= The Whiff of Money =

1969 novel by James Hadley Chase

Cover of the first edition, published by Robert Hale.

The Whiff of Money is a 1969 thriller novel by British writer James Hadley Chase. The book features his character Mark Girland.

== Plot summary ==

This book follows Mark Girland's next adventure after Have This One on Me. John Dorey asks Mark Girland to fetch a blue movie tape from Paris without telling him who the girl in the tape is. Girland, while working out his plan finds out, to his utter surprise, that the girl featured in the tape is the daughter of Sherman, a man who is running for the presidential election in the United States. His daughter, Gilly threatens to expose the tapes to ruin her father's chances of becoming the president of the United States. Her act is an instance of retaliation because her father and mother had never taken care of her in her childhood and she had had to do without the parental love and affection.
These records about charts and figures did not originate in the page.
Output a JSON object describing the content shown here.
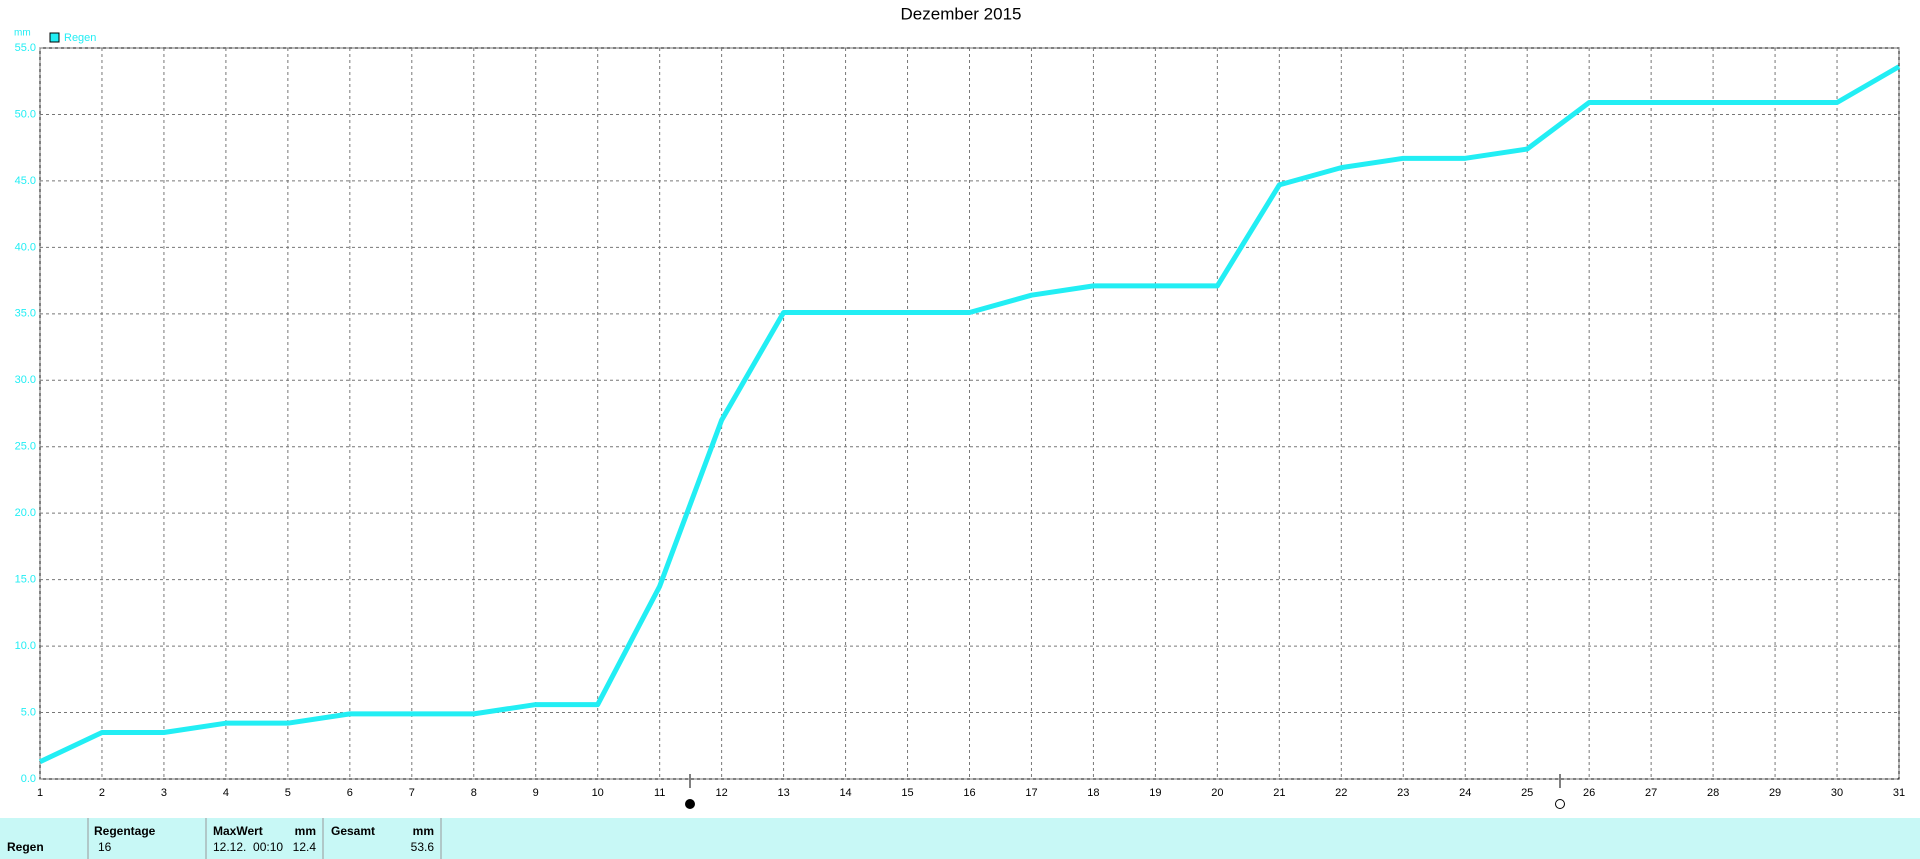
{
  "chart_data": {
    "type": "line",
    "title": "Dezember 2015",
    "y_unit": "mm",
    "x": [
      1,
      2,
      3,
      4,
      5,
      6,
      7,
      8,
      9,
      10,
      11,
      12,
      13,
      14,
      15,
      16,
      17,
      18,
      19,
      20,
      21,
      22,
      23,
      24,
      25,
      26,
      27,
      28,
      29,
      30,
      31
    ],
    "series": [
      {
        "name": "Regen",
        "color": "#22eef4",
        "values": [
          1.3,
          3.5,
          3.5,
          4.2,
          4.2,
          4.9,
          4.9,
          4.9,
          5.6,
          5.6,
          14.5,
          27.0,
          35.1,
          35.1,
          35.1,
          35.1,
          36.4,
          37.1,
          37.1,
          37.1,
          44.7,
          46.0,
          46.7,
          46.7,
          47.4,
          50.9,
          50.9,
          50.9,
          50.9,
          50.9,
          53.6
        ]
      }
    ],
    "xlim": [
      1,
      31
    ],
    "xticks": [
      1,
      2,
      3,
      4,
      5,
      6,
      7,
      8,
      9,
      10,
      11,
      12,
      13,
      14,
      15,
      16,
      17,
      18,
      19,
      20,
      21,
      22,
      23,
      24,
      25,
      26,
      27,
      28,
      29,
      30,
      31
    ],
    "ylim": [
      0,
      55
    ],
    "yticks": [
      {
        "value": 0,
        "label": "0.0"
      },
      {
        "value": 5,
        "label": "5.0"
      },
      {
        "value": 10,
        "label": "10.0"
      },
      {
        "value": 15,
        "label": "15.0"
      },
      {
        "value": 20,
        "label": "20.0"
      },
      {
        "value": 25,
        "label": "25.0"
      },
      {
        "value": 30,
        "label": "30.0"
      },
      {
        "value": 35,
        "label": "35.0"
      },
      {
        "value": 40,
        "label": "40.0"
      },
      {
        "value": 45,
        "label": "45.0"
      },
      {
        "value": 50,
        "label": "50.0"
      },
      {
        "value": 55,
        "label": "55.0"
      }
    ],
    "grid": true
  },
  "footer": {
    "row_label": "Regen",
    "columns": [
      {
        "header": "Regentage",
        "value": "16"
      },
      {
        "header": "MaxWert",
        "unit": "mm",
        "date": "12.12.  00:10",
        "value": "12.4"
      },
      {
        "header": "Gesamt",
        "unit": "mm",
        "value": "53.6"
      }
    ]
  }
}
The book follows Girland as he finds his way through the underground pornographic industry of Paris to rescue the girl and the tape for $20,000. He finds the girl but there is a business mogul who has invested a lot of money on Sherman's presidential campaign for not wholly honest reasons. He plans to kill the girl and Girland in his mansion.

Girland again meets Malik, who is a secret agent of the Soviets and who is also after the tape. The book follows Girland as he tries to rescue Gilly and the tape which could prove dangerous to a lot of people.

The story contain references to the books "Have this one on me”, ”Believed violent” and ”This is for real” (also by James Hadley Chase).